Correspondance de Voltaire/1757/Lettre 3381

La bibliothèque libre.
Correspondance de Voltaire/1757
Correspondance : année 1757GarnierŒuvres complètes de Voltaire, tome 39 (p. 233-234).

3381. — À M.  LE MARÉCHAL DUC DE RICHELIEU[1].
Aux Délices, 19 juillet.

Mon héros, c’est à vous à juger des engins meurtriers, et ce n’est pas à moi d’en parler. Je n’avais proposé ma petite drôlerie que pour les endroits où la cavalerie peut avoir ses coudées franches, et j’imaginais que partout où un escadron peut aller de front, de petits chars peuvent aller aussi. Mais puisque le vainqueur de Mahon renvoie ma machine aux anciens rois d’Assyrie, il n’y a qu’à la mettre avec la colonne de Folard dans les archives de Babylone, J’allais partir, monseigneur ; j’allais voir mon héros ; et je m’arrangeais avec votre médecin La Virotte[2], que vous avez très-bien choisi, autant pour vous amuser que pour vous médicamenter dans l’occasion. Mme  Denis tombe malade, et même assez dangereusement. Il n’y a pas moyen de laisser toute seule une femme qui n’a que moi, au pied des Alpes, pour un héros qui a trente mille hommes de bonne compagnie auprès de lui. Je suis homme à vous aller trouver en Saxe, car j’imagine que vous allez dans ces quartiers-là. Faites, je vous en prie, le moins de mal que vous pourrez à ma très-adorée Mme  la duchesse de Gotha, si votre armée dîne sur son territoire. Si vous passiez par Francfort, Mme  Denis vous supplierait très-instamment d’avoir la bonté de lui faire envoyer les quatre oreilles de deux coquins, l’un nommé Freytag, résident sans gages du roi de Prusse à Francfort, et qui n’a jamais eu d’autres gages que ce qu’il nous a volé ; l’autre[3] est un fripon de marchand, conseiller du roi de Prusse. Tous deux eurent l’impudence d’arrêter la veuve d’un officier du roi, voyageant avec un passe-port du roi. Ces deux scélérats lui firent mettre des baïonnettes dans le ventre, et fouillèrent dans ses poches. Quatre oreilles, en vérité, ne sont pas trop pour leurs mérites.

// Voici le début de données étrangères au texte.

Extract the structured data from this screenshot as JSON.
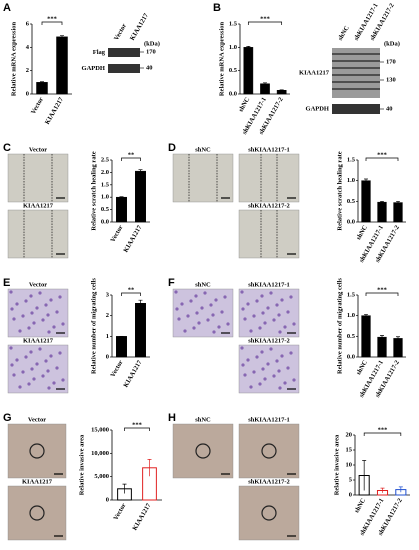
{
  "panels": [
    {
      "label": "A",
      "blot": {
        "lanes": [
          "Vector",
          "KIAA1217"
        ],
        "rows": [
          "Flag",
          "GAPDH"
        ],
        "unit": "(kDa)",
        "markers": [
          "170",
          "40"
        ]
      }
    },
    {
      "label": "B",
      "blot": {
        "lanes": [
          "shNC",
          "shKIAA1217-1",
          "shKIAA1217-2"
        ],
        "rows": [
          "KIAA1217",
          "GAPDH"
        ],
        "unit": "(kDa)",
        "markers": [
          "170",
          "130",
          "40"
        ]
      }
    },
    {
      "label": "C",
      "images": [
        "Vector",
        "KIAA1217"
      ]
    },
    {
      "label": "D",
      "images": [
        "shNC",
        "shKIAA1217-1",
        "shKIAA1217-2"
      ]
    },
    {
      "label": "E",
      "images": [
        "Vector",
        "KIAA1217"
      ]
    },
    {
      "label": "F",
      "images": [
        "shNC",
        "shKIAA1217-1",
        "shKIAA1217-2"
      ]
    },
    {
      "label": "G",
      "images": [
        "Vector",
        "KIAA1217"
      ]
    },
    {
      "label": "H",
      "images": [
        "shNC",
        "shKIAA1217-1",
        "shKIAA1217-2"
      ]
    }
  ],
  "chart_data": [
    {
      "type": "bar",
      "ylabel": "Relative mRNA expression",
      "categories": [
        "Vector",
        "KIAA1217"
      ],
      "values": [
        1,
        4.9
      ],
      "errors": [
        0.05,
        0.1
      ],
      "colors": [
        "#000000",
        "#000000"
      ],
      "hollow": false,
      "ylim": [
        0,
        6
      ],
      "yticks": [
        0,
        2,
        4,
        6
      ],
      "significance": "***"
    },
    {
      "type": "bar",
      "ylabel": "Relative mRNA expression",
      "categories": [
        "shNC",
        "shKIAA1217-1",
        "shKIAA1217-2"
      ],
      "values": [
        1,
        0.22,
        0.08
      ],
      "errors": [
        0.02,
        0.02,
        0.01
      ],
      "colors": [
        "#000000",
        "#000000",
        "#000000"
      ],
      "hollow": false,
      "ylim": [
        0,
        1.5
      ],
      "yticks": [
        {
          "value": 0,
          "label": "0.0"
        },
        {
          "value": 0.5,
          "label": "0.5"
        },
        {
          "value": 1,
          "label": "1.0"
        },
        {
          "value": 1.5,
          "label": "1.5"
        }
      ],
      "significance": "***"
    },
    {
      "type": "bar",
      "ylabel": "Relative scratch healing rate",
      "categories": [
        "Vector",
        "KIAA1217"
      ],
      "values": [
        1,
        2.05
      ],
      "errors": [
        0.02,
        0.06
      ],
      "colors": [
        "#000000",
        "#000000"
      ],
      "hollow": false,
      "ylim": [
        0,
        2.5
      ],
      "yticks": [
        {
          "value": 0,
          "label": "0.0"
        },
        {
          "value": 0.5,
          "label": "0.5"
        },
        {
          "value": 1,
          "label": "1.0"
        },
        {
          "value": 1.5,
          "label": "1.5"
        },
        {
          "value": 2,
          "label": "2.0"
        },
        {
          "value": 2.5,
          "label": "2.5"
        }
      ],
      "significance": "**"
    },
    {
      "type": "bar",
      "ylabel": "Relative scratch healing rate",
      "categories": [
        "shNC",
        "shKIAA1217-1",
        "shKIAA1217-2"
      ],
      "values": [
        1,
        0.48,
        0.47
      ],
      "errors": [
        0.04,
        0.02,
        0.03
      ],
      "colors": [
        "#000000",
        "#000000",
        "#000000"
      ],
      "hollow": false,
      "ylim": [
        0,
        1.5
      ],
      "yticks": [
        {
          "value": 0,
          "label": "0.0"
        },
        {
          "value": 0.5,
          "label": "0.5"
        },
        {
          "value": 1,
          "label": "1.0"
        },
        {
          "value": 1.5,
          "label": "1.5"
        }
      ],
      "significance": "***"
    },
    {
      "type": "bar",
      "ylabel": "Relative number of migrating cells",
      "categories": [
        "Vector",
        "KIAA1217"
      ],
      "values": [
        1,
        2.6
      ],
      "errors": [
        0,
        0.15
      ],
      "colors": [
        "#000000",
        "#000000"
      ],
      "hollow": false,
      "ylim": [
        0,
        3
      ],
      "yticks": [
        0,
        1,
        2,
        3
      ],
      "significance": "**"
    },
    {
      "type": "bar",
      "ylabel": "Relative number of migrating cells",
      "categories": [
        "shNC",
        "shKIAA1217-1",
        "shKIAA1217-2"
      ],
      "values": [
        1,
        0.48,
        0.45
      ],
      "errors": [
        0.03,
        0.04,
        0.04
      ],
      "colors": [
        "#000000",
        "#000000",
        "#000000"
      ],
      "hollow": false,
      "ylim": [
        0,
        1.5
      ],
      "yticks": [
        {
          "value": 0,
          "label": "0.0"
        },
        {
          "value": 0.5,
          "label": "0.5"
        },
        {
          "value": 1,
          "label": "1.0"
        },
        {
          "value": 1.5,
          "label": "1.5"
        }
      ],
      "significance": "***"
    },
    {
      "type": "bar",
      "ylabel": "Relative invasive area",
      "categories": [
        "Vector",
        "KIAA1217"
      ],
      "values": [
        2400,
        6900
      ],
      "errors": [
        1000,
        1800
      ],
      "colors": [
        "#000000",
        "#e02020"
      ],
      "hollow": true,
      "ylim": [
        0,
        15000
      ],
      "yticks": [
        0,
        {
          "value": 5000,
          "label": "5,000"
        },
        {
          "value": 10000,
          "label": "10,000"
        },
        {
          "value": 15000,
          "label": "15,000"
        }
      ],
      "significance": "***"
    },
    {
      "type": "bar",
      "ylabel": "Relative invasive area",
      "categories": [
        "shNC",
        "shKIAA1217-1",
        "shKIAA1217-2"
      ],
      "values": [
        6.5,
        1.5,
        1.8
      ],
      "errors": [
        5,
        0.8,
        0.9
      ],
      "colors": [
        "#000000",
        "#e02020",
        "#2050d0"
      ],
      "hollow": true,
      "ylim": [
        0,
        20
      ],
      "yticks": [
        0,
        5,
        10,
        15,
        20
      ],
      "significance": "***"
    }
  ]
}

Je crois que le roi de Prusse se défendra jusqu’à la dernière extrémité. Je souhaite que vous le preniez prisonnier, et je le souhaite pour vous et pour lui, pour son bien et pour le vôtre. Son grand défaut est de n’avoir jamais rendu justice ni aux rois qui peuvent l’accabler, ni aux généraux qui peuvent le battre. Il regardait tous les Français comme des marquis de comédie, et se donnait le ridicule de les mépriser, en se donnant celui de les copier. Il a cru avoir formé une cavalerie invincible, que son père avait négligée, et avoir perfectionné encore l’infanterie de son père, disciplinée pendant trente ans par le prince d’Anhalt. Ces avantages, avec beaucoup d’argent comptant, ont tenté un cœur ambitieux, et il a pensé que son alliance avec le roi d’Angleterre le mettrait au-dessus de tout. Souvenez-vous que, quand il fit son traité[4] et qu’il se moqua de la France, vous n’étiez point parti pour Mahon. Les Français se laissaient prendre tous leurs vaisseaux, et le gouvernement semblait se borner à la plainte. Il crut la France incapable même de ressentiment ; et je vous réponds qu’il a été bien étonné quand vous avez pris Minorque. Il faut à présent qu’il avoue qu’il s’est trompé sur bien des choses. S’il succombe, il est également capable de se tuer et de vivre en philosophe. Mais je vous assure qu’il disputera le terrain jusqu’au dernier moment. Pardonnez-moi, monseigneur, ce long verbiage. Plaignez-moi de n’être pas auprès de vous. Mme  Denis, qui est à son troisième accès d’une fièvre violente, vous renouvelle ses sentiments. Comptez que nos deux cœurs vous appartiennent.

  1. L’autographe appartient à M.  Bérard, qui l’a fait imprimer dans la cinquième livraison de l’Isographie ; et c’est de son consentement que je donne ici cette lettre. (B.)
  2. Voyez tome XXXVII, page 561.
  3. Schmit.
  4. Avec les Anglais, du 10 janvier 1756.